Doch Herbert interessierte dieser Anblick nicht. Er wollte die Fabrik nur möglichst rasch hinter sich lassen, wollte weg aus dieser Gegend, in der Otto und seine Bande sich herumtrieben.

Herbert lief schnell, obwohl sein Herz bereits bis zum Hals klopfte. Er hoffte, dass sie ihm heute nicht auflauerten, um ihn zu quälen. Warum sie das taten, wusste er nicht, doch sie hatten ihn als Opfer ausgesucht und ließen keine Gelegenheit aus, um ihn zu schikanieren. Als Herbert schon fast die Felder erreicht hatte, die hinter dem Werk lagen, trat Otto hinter einem der vielen Mauervorsprünge hervor und stellte sich ihm in den Weg.

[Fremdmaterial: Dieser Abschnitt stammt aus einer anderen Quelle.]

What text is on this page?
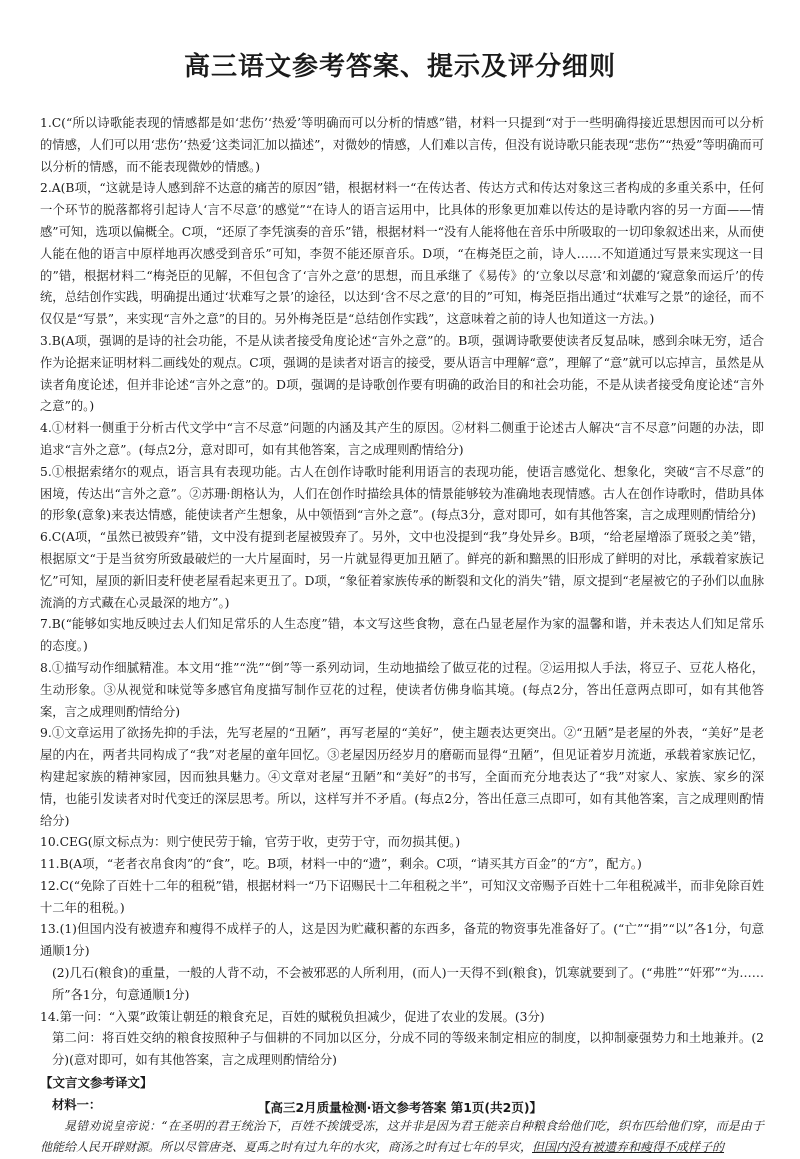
高三语文参考答案、提示及评分细则

1.C(“所以诗歌能表现的情感都是如‘悲伤’‘热爱’等明确而可以分析的情感”错，材料一只提到“对于一些明确得接近思想因而可以分析的情感，人们可以用‘悲伤’‘热爱’这类词汇加以描述”，对微妙的情感，人们难以言传，但没有说诗歌只能表现“悲伤”“热爱”等明确而可以分析的情感，而不能表现微妙的情感。)

2.A(B项，“这就是诗人感到辞不达意的痛苦的原因”错，根据材料一“在传达者、传达方式和传达对象这三者构成的多重关系中，任何一个环节的脱落都将引起诗人‘言不尽意’的感觉”“在诗人的语言运用中，比具体的形象更加难以传达的是诗歌内容的另一方面——情感”可知，选项以偏概全。C项，“还原了李凭演奏的音乐”错，根据材料一“没有人能将他在音乐中所吸取的一切印象叙述出来，从而使人能在他的语言中原样地再次感受到音乐”可知，李贺不能还原音乐。D项，“在梅尧臣之前，诗人……不知道通过写景来实现这一目的”错，根据材料二“梅尧臣的见解，不但包含了‘言外之意’的思想，而且承继了《易传》的‘立象以尽意’和刘勰的‘窥意象而运斤’的传统，总结创作实践，明确提出通过‘状难写之景’的途径，以达到‘含不尽之意’的目的”可知，梅尧臣指出通过“状难写之景”的途径，而不仅仅是“写景”，来实现“言外之意”的目的。另外梅尧臣是“总结创作实践”，这意味着之前的诗人也知道这一方法。)

3.B(A项，强调的是诗的社会功能，不是从读者接受角度论述“言外之意”的。B项，强调诗歌要使读者反复品味，感到余味无穷，适合作为论据来证明材料二画线处的观点。C项，强调的是读者对语言的接受，要从语言中理解“意”，理解了“意”就可以忘掉言，虽然是从读者角度论述，但并非论述“言外之意”的。D项，强调的是诗歌创作要有明确的政治目的和社会功能，不是从读者接受角度论述“言外之意”的。)

4.①材料一侧重于分析古代文学中“言不尽意”问题的内涵及其产生的原因。②材料二侧重于论述古人解决“言不尽意”问题的办法，即追求“言外之意”。(每点2分，意对即可，如有其他答案，言之成理则酌情给分)

5.①根据索绪尔的观点，语言具有表现功能。古人在创作诗歌时能利用语言的表现功能，使语言感觉化、想象化，突破“言不尽意”的困境，传达出“言外之意”。②苏珊·朗格认为，人们在创作时描绘具体的情景能够较为准确地表现情感。古人在创作诗歌时，借助具体的形象(意象)来表达情感，能使读者产生想象，从中领悟到“言外之意”。(每点3分，意对即可，如有其他答案，言之成理则酌情给分)

6.C(A项，“虽然已被毁弃”错，文中没有提到老屋被毁弃了。另外，文中也没提到“我”身处异乡。B项，“给老屋增添了斑驳之美”错，根据原文“于是当贫穷所致最破烂的一大片屋面时，另一片就显得更加丑陋了。鲜亮的新和黯黑的旧形成了鲜明的对比，承载着家族记忆”可知，屋顶的新旧麦秆使老屋看起来更丑了。D项，“象征着家族传承的断裂和文化的消失”错，原文提到“老屋被它的子孙们以血脉流淌的方式藏在心灵最深的地方”。)

7.B(“能够如实地反映过去人们知足常乐的人生态度”错，本文写这些食物，意在凸显老屋作为家的温馨和谐，并未表达人们知足常乐的态度。)

8.①描写动作细腻精准。本文用“推”“洗”“倒”等一系列动词，生动地描绘了做豆花的过程。②运用拟人手法，将豆子、豆花人格化，生动形象。③从视觉和味觉等多感官角度描写制作豆花的过程，使读者仿佛身临其境。(每点2分，答出任意两点即可，如有其他答案，言之成理则酌情给分)

9.①文章运用了欲扬先抑的手法，先写老屋的“丑陋”，再写老屋的“美好”，使主题表达更突出。②“丑陋”是老屋的外表，“美好”是老屋的内在，两者共同构成了“我”对老屋的童年回忆。③老屋因历经岁月的磨砺而显得“丑陋”，但见证着岁月流逝，承载着家族记忆，构建起家族的精神家园，因而独具魅力。④文章对老屋“丑陋”和“美好”的书写，全面而充分地表达了“我”对家人、家族、家乡的深情，也能引发读者对时代变迁的深层思考。所以，这样写并不矛盾。(每点2分，答出任意三点即可，如有其他答案，言之成理则酌情给分)

10.CEG(原文标点为：则宁使民劳于输，官劳于收，吏劳于守，而勿损其便。)

11.B(A项，“老者衣帛食肉”的“食”，吃。B项，材料一中的“遗”，剩余。C项，“请买其方百金”的“方”，配方。)

12.C(“免除了百姓十二年的租税”错，根据材料一“乃下诏赐民十二年租税之半”，可知汉文帝赐予百姓十二年租税减半，而非免除百姓十二年的租税。)

13.(1)但国内没有被遗弃和瘦得不成样子的人，这是因为贮藏积蓄的东西多，备荒的物资事先准备好了。(“亡”“捐”“以”各1分，句意通顺1分)

(2)几石(粮食)的重量，一般的人背不动，不会被邪恶的人所利用，(而人)一天得不到(粮食)，饥寒就要到了。(“弗胜”“奸邪”“为……所”各1分，句意通顺1分)

14.第一问：“入粟”政策让朝廷的粮食充足，百姓的赋税负担减少，促进了农业的发展。(3分)

第二问：将百姓交纳的粮食按照种子与佃耕的不同加以区分，分成不同的等级来制定相应的制度，以抑制豪强势力和土地兼并。(2分)(意对即可，如有其他答案，言之成理则酌情给分)

【文言文参考译文】

材料一：

晁错劝说皇帝说：“在圣明的君王统治下，百姓不挨饿受冻，这并非是因为君王能亲自种粮食给他们吃，织布匹给他们穿，而是由于他能给人民开辟财源。所以尽管唐尧、夏禹之时有过九年的水灾，商汤之时有过七年的旱灾，但国内没有被遗弃和瘦得不成样子的

【高三2月质量检测·语文参考答案 第1页(共2页)】
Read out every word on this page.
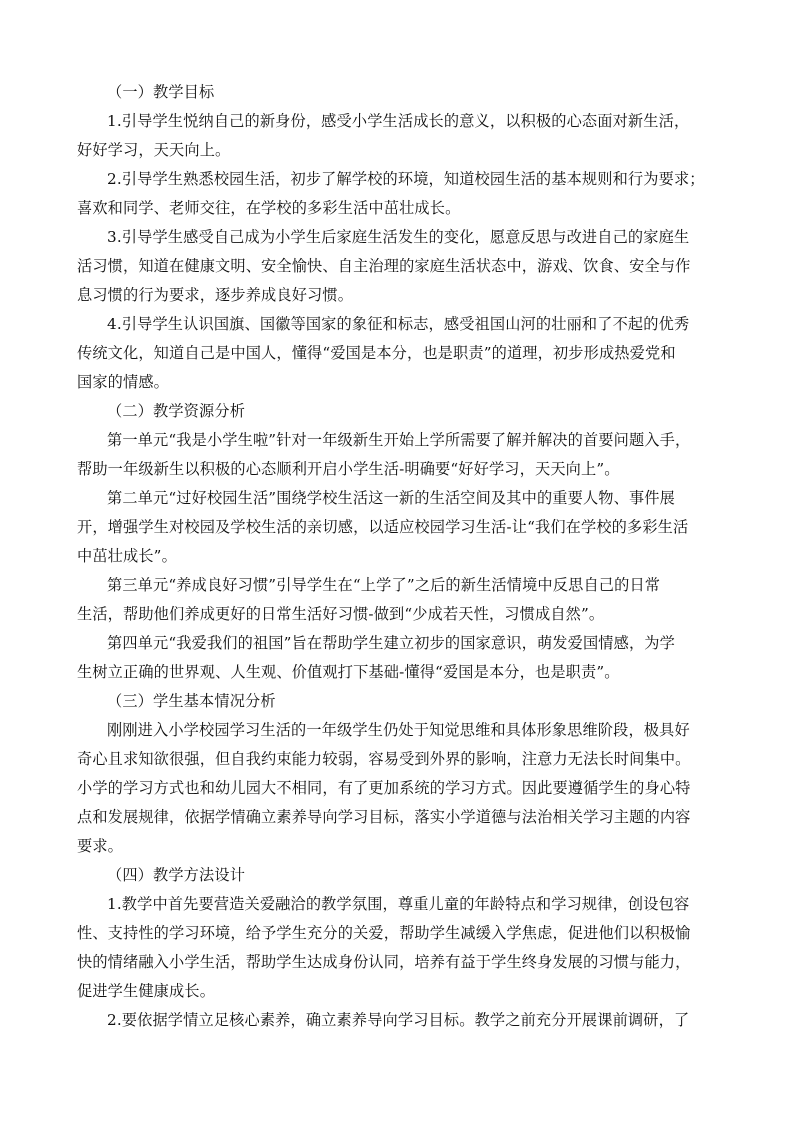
（一）教学目标
1.引导学生悦纳自己的新身份，感受小学生活成长的意义，以积极的心态面对新生活，
好好学习，天天向上。
2.引导学生熟悉校园生活，初步了解学校的环境，知道校园生活的基本规则和行为要求；
喜欢和同学、老师交往，在学校的多彩生活中茁壮成长。
3.引导学生感受自己成为小学生后家庭生活发生的变化，愿意反思与改进自己的家庭生
活习惯，知道在健康文明、安全愉快、自主治理的家庭生活状态中，游戏、饮食、安全与作
息习惯的行为要求，逐步养成良好习惯。
4.引导学生认识国旗、国徽等国家的象征和标志，感受祖国山河的壮丽和了不起的优秀
传统文化，知道自己是中国人，懂得“爱国是本分，也是职责”的道理，初步形成热爱党和
国家的情感。
（二）教学资源分析
第一单元“我是小学生啦”针对一年级新生开始上学所需要了解并解决的首要问题入手，
帮助一年级新生以积极的心态顺利开启小学生活-明确要“好好学习，天天向上”。
第二单元“过好校园生活”围绕学校生活这一新的生活空间及其中的重要人物、事件展
开，增强学生对校园及学校生活的亲切感，以适应校园学习生活-让“我们在学校的多彩生活
中茁壮成长”。
第三单元“养成良好习惯”引导学生在“上学了”之后的新生活情境中反思自己的日常
生活，帮助他们养成更好的日常生活好习惯-做到“少成若天性，习惯成自然”。
第四单元“我爱我们的祖国”旨在帮助学生建立初步的国家意识，萌发爱国情感，为学
生树立正确的世界观、人生观、价值观打下基础-懂得“爱国是本分，也是职责”。
（三）学生基本情况分析
刚刚进入小学校园学习生活的一年级学生仍处于知觉思维和具体形象思维阶段，极具好
奇心且求知欲很强，但自我约束能力较弱，容易受到外界的影响，注意力无法长时间集中。
小学的学习方式也和幼儿园大不相同，有了更加系统的学习方式。因此要遵循学生的身心特
点和发展规律，依据学情确立素养导向学习目标，落实小学道德与法治相关学习主题的内容
要求。
（四）教学方法设计
1.教学中首先要营造关爱融洽的教学氛围，尊重儿童的年龄特点和学习规律，创设包容
性、支持性的学习环境，给予学生充分的关爱，帮助学生减缓入学焦虑，促进他们以积极愉
快的情绪融入小学生活，帮助学生达成身份认同，培养有益于学生终身发展的习惯与能力，
促进学生健康成长。
2.要依据学情立足核心素养，确立素养导向学习目标。教学之前充分开展课前调研，了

“Sieh’ an, der kleine Rosemann.“ Der Junge, der ihn um einen ganzen Kopf überragte, grinste verschlagen.

Vier weitere Halbstarke krochen aus dem Gebüsch neben der Mauer und stellten sich mit gewichtigen Mienen hinter Otto auf, die Hände vor dem Körper verschränkt.

“Was wollt ihr von mir?“ Herbert bemühte sich um eine feste Stimme, doch sie klang gehetzt und atemlos. Otto rückte ganz nah an ihn heran. Die anderen scharten sich um die beiden herum.

“Eine schöne Hose hast du da an“, bemerkte Otto im lockeren Plauderton. In diesem Moment begann es zu regnen. Herbert ahnte, was nun kommen würde und presste sich ängstlich an die Mauer. Otto fasste ihm an die Oberschenkel und befühlte den zerschlissenen Stoff der Hose, der nun von Regentropfen gesprenkelt war.

“Oh, sieh’ nur, jetzt wird sie ganz nass. Du solltest sie ausziehen.“

Herbert schüttelte heftig den Kopf. Tränen traten in seine Augen.

“Wenn du sie nicht selbst ausziehst, helfen wir gern nach“, verkündete ein Junge mit schiefer Nase und einer Narbe über dem rechten Auge. Herbert begann zu weinen.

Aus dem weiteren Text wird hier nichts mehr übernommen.